Okay, so I was surfing my System menus in Jaunty, and I thought "Oh, Computer Janitor! I never used that before!" So I clicked on it and typed in my password, thus giving the power to do whatever it could trick me into asking it to do. Bad Janitor!
It said it wanted to help keep my system "clean", and put up a list of possible cruft. This list consisted of:
Please note that this is all stuff I installed myself by downloading .deb files. Also note the words (.deb package) that appears after each name.Code:adobe-certs (.deb package) eeepc-tray (.deb package) get_iplayer (.deb package) nxclient (.deb package) truecrypt (.deb package)

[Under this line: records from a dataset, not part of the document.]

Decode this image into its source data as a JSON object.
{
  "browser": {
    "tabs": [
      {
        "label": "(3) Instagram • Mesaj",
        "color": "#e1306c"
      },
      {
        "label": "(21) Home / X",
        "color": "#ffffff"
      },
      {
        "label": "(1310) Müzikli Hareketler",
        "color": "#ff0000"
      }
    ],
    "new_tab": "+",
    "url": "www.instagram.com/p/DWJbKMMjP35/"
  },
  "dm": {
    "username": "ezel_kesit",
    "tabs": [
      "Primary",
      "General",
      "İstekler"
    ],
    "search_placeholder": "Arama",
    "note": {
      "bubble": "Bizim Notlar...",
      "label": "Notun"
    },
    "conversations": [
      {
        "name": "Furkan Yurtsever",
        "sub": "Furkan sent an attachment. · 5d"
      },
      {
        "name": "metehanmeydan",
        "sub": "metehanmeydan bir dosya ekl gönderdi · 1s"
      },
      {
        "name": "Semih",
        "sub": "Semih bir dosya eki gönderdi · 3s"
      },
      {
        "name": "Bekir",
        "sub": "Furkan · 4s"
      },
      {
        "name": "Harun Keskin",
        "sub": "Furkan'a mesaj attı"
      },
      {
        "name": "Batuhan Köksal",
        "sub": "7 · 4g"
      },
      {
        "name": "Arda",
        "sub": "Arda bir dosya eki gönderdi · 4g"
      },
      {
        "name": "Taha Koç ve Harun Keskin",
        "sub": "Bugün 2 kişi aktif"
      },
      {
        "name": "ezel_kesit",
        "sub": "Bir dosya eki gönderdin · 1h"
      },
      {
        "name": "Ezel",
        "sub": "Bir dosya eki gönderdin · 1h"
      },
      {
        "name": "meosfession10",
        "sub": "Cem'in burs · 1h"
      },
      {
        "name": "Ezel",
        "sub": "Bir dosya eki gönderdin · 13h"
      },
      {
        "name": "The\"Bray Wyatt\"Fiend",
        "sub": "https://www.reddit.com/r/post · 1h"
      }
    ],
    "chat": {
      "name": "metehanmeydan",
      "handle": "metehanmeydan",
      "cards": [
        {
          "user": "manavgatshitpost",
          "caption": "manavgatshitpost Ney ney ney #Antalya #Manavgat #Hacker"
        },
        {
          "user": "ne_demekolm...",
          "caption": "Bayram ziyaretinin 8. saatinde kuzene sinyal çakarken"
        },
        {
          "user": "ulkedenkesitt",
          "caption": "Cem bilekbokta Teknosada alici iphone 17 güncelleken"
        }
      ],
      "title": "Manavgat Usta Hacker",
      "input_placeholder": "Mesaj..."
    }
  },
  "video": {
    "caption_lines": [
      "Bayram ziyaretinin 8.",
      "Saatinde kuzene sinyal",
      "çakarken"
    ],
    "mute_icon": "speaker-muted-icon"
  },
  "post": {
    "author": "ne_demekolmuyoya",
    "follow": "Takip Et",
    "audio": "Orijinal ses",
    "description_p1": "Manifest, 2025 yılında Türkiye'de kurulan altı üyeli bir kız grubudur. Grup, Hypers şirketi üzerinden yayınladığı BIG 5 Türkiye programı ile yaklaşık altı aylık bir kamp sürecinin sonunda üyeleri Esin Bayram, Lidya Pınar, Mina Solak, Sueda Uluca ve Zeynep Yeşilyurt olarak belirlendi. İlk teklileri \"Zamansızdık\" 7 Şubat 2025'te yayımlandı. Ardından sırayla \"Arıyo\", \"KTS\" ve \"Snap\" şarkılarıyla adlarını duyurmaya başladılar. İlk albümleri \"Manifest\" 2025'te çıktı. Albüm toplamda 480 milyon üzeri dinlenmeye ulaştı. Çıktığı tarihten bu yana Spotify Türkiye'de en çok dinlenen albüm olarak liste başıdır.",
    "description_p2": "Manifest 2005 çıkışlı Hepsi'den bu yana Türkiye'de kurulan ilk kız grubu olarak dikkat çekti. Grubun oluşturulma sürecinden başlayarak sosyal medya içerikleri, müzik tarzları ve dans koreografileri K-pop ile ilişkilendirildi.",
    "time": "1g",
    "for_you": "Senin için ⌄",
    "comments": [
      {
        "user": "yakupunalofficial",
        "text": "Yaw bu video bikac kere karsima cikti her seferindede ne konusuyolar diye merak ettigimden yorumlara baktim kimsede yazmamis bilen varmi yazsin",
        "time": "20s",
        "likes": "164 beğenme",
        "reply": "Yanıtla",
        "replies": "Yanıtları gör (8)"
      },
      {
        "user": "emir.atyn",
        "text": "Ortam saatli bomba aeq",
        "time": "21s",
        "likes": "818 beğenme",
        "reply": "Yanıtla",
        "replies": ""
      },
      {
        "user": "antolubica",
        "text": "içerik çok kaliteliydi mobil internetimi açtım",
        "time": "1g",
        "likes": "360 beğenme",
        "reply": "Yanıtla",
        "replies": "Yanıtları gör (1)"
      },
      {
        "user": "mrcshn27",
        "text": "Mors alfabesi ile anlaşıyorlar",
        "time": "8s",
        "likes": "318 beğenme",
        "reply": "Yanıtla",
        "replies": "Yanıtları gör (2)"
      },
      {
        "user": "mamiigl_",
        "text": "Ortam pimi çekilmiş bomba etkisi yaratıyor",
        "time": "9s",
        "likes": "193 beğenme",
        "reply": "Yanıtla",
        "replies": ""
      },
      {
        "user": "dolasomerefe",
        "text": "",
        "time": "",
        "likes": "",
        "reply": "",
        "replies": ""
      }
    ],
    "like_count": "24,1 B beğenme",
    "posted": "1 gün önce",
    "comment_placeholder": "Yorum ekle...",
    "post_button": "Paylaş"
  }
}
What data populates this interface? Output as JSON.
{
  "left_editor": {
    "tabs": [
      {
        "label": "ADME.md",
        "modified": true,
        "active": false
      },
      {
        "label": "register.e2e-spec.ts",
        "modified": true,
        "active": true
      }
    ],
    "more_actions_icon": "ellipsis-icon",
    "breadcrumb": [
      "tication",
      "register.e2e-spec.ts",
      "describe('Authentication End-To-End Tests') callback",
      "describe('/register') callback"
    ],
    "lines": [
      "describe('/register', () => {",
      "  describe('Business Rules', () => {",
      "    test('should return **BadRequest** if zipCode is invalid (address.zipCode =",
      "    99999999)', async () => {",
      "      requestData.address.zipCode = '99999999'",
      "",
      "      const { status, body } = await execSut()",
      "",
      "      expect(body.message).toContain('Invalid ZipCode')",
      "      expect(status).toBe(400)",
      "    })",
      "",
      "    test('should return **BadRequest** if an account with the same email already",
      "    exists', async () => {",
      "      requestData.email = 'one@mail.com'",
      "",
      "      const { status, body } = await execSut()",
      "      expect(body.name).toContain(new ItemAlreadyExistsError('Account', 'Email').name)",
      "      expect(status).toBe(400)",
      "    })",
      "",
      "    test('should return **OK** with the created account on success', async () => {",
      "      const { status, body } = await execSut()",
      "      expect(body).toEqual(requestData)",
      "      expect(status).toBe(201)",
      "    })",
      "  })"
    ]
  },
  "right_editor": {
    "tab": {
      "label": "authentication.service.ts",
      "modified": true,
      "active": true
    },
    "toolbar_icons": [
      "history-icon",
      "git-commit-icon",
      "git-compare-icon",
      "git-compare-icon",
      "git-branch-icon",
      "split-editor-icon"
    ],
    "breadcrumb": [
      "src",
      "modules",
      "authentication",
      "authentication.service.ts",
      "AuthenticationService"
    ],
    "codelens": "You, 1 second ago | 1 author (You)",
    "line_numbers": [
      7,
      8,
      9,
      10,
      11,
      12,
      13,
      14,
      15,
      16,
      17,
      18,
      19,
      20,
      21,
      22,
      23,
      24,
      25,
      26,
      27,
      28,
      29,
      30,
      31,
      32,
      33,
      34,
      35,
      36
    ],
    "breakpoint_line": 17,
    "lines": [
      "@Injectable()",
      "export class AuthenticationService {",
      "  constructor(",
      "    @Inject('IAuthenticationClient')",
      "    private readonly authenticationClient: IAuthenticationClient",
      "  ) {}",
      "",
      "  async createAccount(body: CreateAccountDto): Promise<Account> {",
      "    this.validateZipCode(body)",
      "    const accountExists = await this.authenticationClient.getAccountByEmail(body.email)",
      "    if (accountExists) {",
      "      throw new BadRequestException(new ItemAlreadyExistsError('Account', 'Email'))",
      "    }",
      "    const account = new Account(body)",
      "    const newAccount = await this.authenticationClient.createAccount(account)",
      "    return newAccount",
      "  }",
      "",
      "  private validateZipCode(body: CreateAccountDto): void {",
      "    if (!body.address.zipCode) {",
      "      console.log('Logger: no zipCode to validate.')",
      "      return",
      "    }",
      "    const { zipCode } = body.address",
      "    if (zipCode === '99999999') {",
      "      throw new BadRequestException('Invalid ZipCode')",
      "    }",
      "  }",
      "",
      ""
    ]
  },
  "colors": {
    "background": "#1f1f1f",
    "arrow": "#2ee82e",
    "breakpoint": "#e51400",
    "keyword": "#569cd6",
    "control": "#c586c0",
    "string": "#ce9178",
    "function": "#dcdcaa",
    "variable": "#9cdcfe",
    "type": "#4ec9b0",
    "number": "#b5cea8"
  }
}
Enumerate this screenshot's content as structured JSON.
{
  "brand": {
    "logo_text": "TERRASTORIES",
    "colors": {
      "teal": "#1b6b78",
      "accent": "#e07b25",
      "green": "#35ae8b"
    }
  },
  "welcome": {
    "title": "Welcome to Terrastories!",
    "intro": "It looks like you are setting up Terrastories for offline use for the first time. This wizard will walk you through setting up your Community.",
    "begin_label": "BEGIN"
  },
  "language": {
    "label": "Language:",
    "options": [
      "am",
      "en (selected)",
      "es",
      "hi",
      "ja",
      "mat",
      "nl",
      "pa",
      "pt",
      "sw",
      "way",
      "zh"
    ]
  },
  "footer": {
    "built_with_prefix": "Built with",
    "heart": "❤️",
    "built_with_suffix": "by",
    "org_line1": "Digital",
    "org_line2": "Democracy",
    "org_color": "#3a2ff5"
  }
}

I thought, "Ah, these are the .debs that I downloaded. I don't need them anymore, now the stuff's installed. They can go." And I clicked "Cleanup" (Computer Janitor had helpfully ticked "Remove/clean" for each item).
Those package names disappeared from the list. And were replaced by more. Packages with more obscure names, like "ldv32 (.deb package)" and "libid3-3.8.3c2a (.deb package)". I started to feel uneasy. Were these dependencies of the applications whose ".deb packages" I had just "cleaned up"? I closed Computer Janitor and, with trepidation, opened my Applications menu. And guess what? You got it. Truecrypt and NXClient had gone! A quick "which get_iplayer" revealed that get_iplayer had also gone. Not the ".deb packages" - or at least, not what I recognize as ".deb packages". The applications themselves!
Why oh why does Computer Janitor operate in this way? If the list had labelled the items (Applications) rather than (.deb packages) I would never have done this ridiculous thing. As it is, I now have to go scooting around the web re-downloading all this stuff that I actually need.
Computer Janitor is obviously a more newbie-oriented tool. Old hands don't need it. And it presents itself extremely poorly. I hate the janitor and I want to sack him!